KG_VCR: A Visual Commonsense Reasoning Model Using Knowledge Graph (KG_VCR: 지식 그래프를 이용하는 영상 기반 상식 추론 모델)

  • Lee, JaeYun;Kim, Incheol
    • KIPS Transactions on Software and Data Engineering
    • /
    • v.9 no.3
    • /
    • pp.91-100
    • /
    • 2020
  • Unlike the existing Visual Question Answering(VQA) problems, the new Visual Commonsense Reasoning(VCR) problems require deep common sense reasoning for answering questions: recognizing specific relationship between two objects in the image, presenting the rationale of the answer. In this paper, we propose a novel deep neural network model, KG_VCR, for VCR problems.
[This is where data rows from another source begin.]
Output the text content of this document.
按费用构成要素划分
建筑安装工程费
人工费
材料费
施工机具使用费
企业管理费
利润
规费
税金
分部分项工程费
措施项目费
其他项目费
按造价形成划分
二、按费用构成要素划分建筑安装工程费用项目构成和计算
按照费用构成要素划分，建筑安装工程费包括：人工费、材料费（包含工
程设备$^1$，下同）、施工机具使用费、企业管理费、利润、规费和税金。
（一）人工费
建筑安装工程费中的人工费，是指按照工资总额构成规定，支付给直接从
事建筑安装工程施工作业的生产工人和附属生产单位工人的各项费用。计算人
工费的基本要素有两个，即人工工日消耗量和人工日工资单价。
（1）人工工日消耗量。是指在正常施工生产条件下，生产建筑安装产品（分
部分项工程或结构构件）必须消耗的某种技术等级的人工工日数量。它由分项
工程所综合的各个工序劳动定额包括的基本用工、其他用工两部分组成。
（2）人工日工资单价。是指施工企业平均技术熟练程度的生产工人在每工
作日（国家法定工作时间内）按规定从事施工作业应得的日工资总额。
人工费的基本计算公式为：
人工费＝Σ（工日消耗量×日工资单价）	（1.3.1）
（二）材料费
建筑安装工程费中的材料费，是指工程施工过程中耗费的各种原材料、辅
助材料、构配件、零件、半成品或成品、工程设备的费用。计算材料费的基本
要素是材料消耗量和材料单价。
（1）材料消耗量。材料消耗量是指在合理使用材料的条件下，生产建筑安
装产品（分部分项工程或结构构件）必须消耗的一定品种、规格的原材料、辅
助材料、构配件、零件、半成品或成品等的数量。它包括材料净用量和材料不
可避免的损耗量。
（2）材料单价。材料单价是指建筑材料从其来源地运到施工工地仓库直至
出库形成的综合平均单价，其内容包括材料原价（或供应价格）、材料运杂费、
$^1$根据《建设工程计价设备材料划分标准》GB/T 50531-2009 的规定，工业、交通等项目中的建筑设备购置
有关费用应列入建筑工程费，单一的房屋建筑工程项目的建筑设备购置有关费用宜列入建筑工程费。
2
In addition to make use of visual relations and contextual information between objects extracted from input data (images, natural language questions, and response lists), the KG_VCR also utilizes commonsense knowledge embedding extracted from an external knowledge base called ConceptNet. Specifically the proposed model employs a Graph Convolutional Neural Network(GCN) module to obtain commonsense knowledge embedding from the retrieved ConceptNet knowledge graph. By conducting a series of experiments with the VCR benchmark dataset, we show that the proposed KG_VCR model outperforms both the state of the art(SOTA) VQA model and the R2C VCR model.